ANNAPOLIS, Md. – When Marines next storm a beach in wartime, they likely will be preceded by robots of all sorts, including autonomous or semi-autonomous high-speed amphibious vehicles, according to a senior Marine Corps official.

Robotics and autonomy may even be the answer to the Marine Corps’ lengthy but fruitless search for an amphibious vehicle that can zip from ship to shore fast enough to evade enemy guided munitions, said Bill Williford, executive director of Marine Corps Systems Command.

Finding a replacement for older amphibious dock transport ships such as the USS Harpers Ferry (LSD-49), above, is among the issues the Marine Corps, Navy and industry are working through right now regarding the amphibious ship fleet. Photo courtesy U.S. Marine Corps.
Finding a replacement for older amphibious dock transport ships such as the USS Harpers Ferry (LSD-49), above, is among the issues the Marine Corps, Navy and industry are working through right now regarding the amphibious ship fleet. Photo courtesy U.S. Marine Corps.

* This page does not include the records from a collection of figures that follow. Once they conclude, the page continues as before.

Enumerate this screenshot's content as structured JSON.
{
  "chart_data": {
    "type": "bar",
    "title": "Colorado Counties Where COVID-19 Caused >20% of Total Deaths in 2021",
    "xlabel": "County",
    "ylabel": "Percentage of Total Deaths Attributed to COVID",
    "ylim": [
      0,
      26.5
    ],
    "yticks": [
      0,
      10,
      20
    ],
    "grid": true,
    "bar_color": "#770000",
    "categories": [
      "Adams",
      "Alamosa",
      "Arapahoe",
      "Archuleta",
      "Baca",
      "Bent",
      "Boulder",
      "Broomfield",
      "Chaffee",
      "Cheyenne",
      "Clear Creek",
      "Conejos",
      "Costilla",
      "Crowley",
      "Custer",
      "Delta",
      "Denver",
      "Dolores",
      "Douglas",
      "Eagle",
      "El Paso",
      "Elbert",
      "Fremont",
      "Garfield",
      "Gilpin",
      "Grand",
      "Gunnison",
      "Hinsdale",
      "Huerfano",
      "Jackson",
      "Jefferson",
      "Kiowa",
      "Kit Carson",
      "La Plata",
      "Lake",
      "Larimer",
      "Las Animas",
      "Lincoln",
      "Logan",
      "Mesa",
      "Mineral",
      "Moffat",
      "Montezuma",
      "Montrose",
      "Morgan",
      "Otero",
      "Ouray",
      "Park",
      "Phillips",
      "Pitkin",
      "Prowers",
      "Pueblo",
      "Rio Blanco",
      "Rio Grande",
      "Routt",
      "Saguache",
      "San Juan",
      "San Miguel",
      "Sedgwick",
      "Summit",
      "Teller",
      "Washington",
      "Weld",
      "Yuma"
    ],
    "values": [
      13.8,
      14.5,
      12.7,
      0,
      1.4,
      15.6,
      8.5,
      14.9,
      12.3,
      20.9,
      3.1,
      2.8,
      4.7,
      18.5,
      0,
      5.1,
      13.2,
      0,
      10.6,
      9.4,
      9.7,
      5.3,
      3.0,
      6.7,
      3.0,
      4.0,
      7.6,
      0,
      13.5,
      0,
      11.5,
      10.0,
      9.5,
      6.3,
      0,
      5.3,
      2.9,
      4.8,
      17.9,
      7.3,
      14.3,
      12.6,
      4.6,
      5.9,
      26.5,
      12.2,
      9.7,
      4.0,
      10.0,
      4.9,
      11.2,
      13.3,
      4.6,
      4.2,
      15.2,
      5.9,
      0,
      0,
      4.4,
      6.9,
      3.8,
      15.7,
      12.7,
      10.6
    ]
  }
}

“In an amphibious assault today, it may be better to utilize an unmanned capability as the initial assault and then follow that with manned capabilities,” Williford said Oct. 26 at the National Defense Industrial Association’s annual Expeditionary Warfare Conference in Annapolis, Md. “There are a lot of technologies and issues we’re looking at – and concepts – to make that a reality.”

A tracked amphibious vehicle with a water speed of better than 7 knots – ideally much faster than 7 knots – has been the object of the Marine Corps’ desire for years. But the requirement proved fatal for the Expeditionary Fighting Vehicle (EFV), which was canceled in 2011 when the service realized achieving its capacity and speed objectives would be prohibitively expensive if possible at all.

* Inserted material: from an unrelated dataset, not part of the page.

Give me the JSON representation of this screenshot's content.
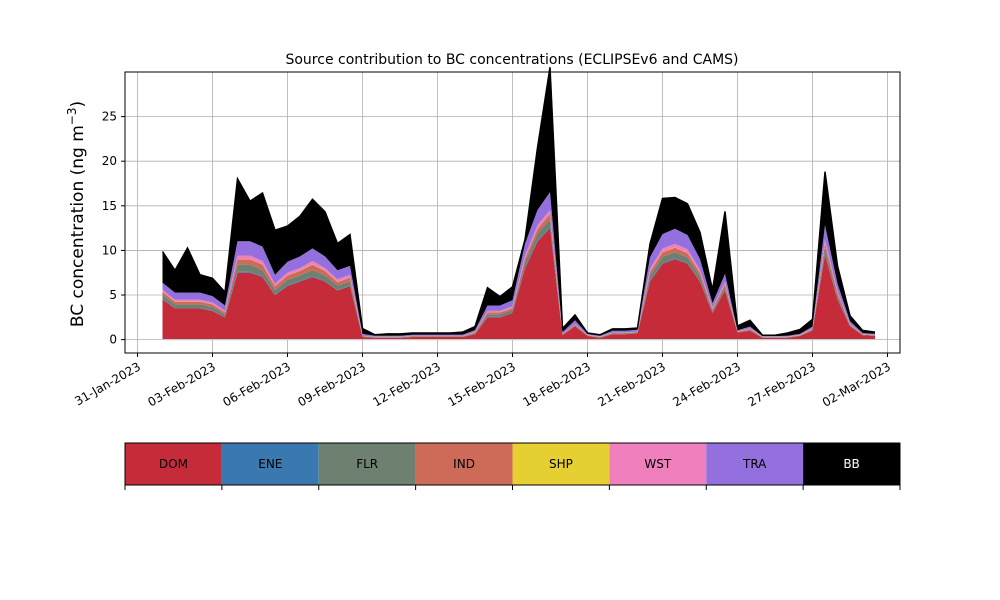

Lt. Gen. Brian Beaudreault, deputy commandant for Plans, Policies and Operations, articulated the need for a fast ship-to-shore connector at the same event just hours before Williford took the stage.

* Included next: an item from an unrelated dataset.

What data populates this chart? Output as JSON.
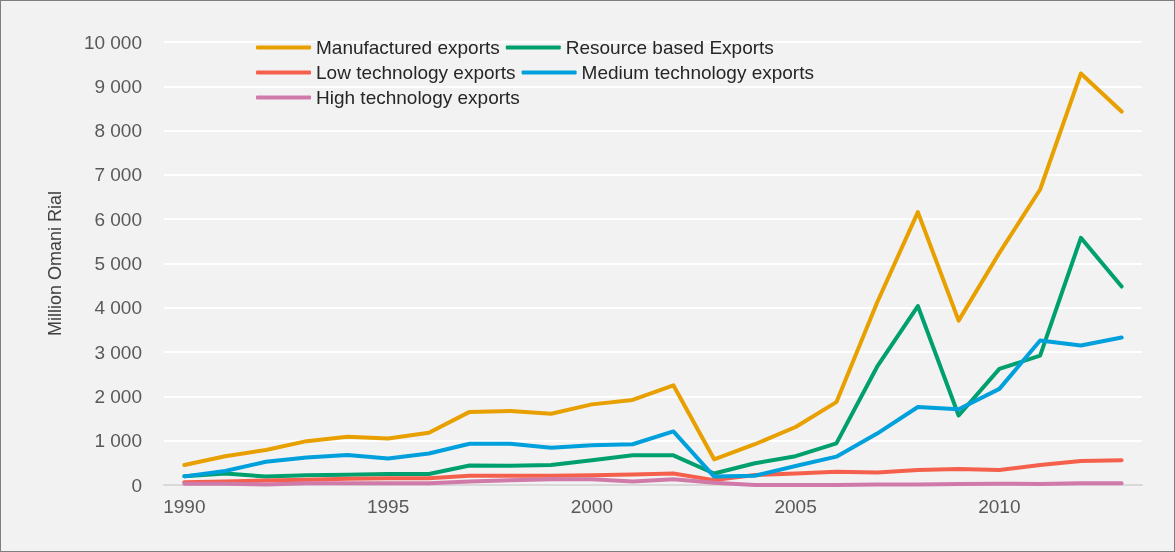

“We must find a high water-speed vehicle on the surface,” Beaudreault said. “We must do that with the AAV. They’re old. We’ve got to replace them. In the meantime, we need work done. We have to find a solution on getting Marines ashore from over the horizon at something greater than seven knots.”

The AAV is the Marines’ Assault Amphibious Vehicle. 

After the cancellation of EFV, the Marine Corps eventually settled on an 80-percent solution in the ACV 1.1 program, which is in competitive prototyping. That effort will deliver an 8×8 armored personnel carrier with limited swim capability to replace a portion of the aging AAV fleet. Subsequent variants AAV 1.2 and 2.0 should introduce capability upgrades like higher water speed and a tracked configuration.

“Right now we are focused on ACV and that capability,” Williford said. “Some of the technologies that we have for the future have that high-water speed capability, but it may not be a manned system. So we are looking at all technologies out there on the unmanned side.”

BAE Systems and Science Applications International Corp. [SAIC] are in a competition to supply the Marines with the Amphibious Combat Vehicle, or ACV.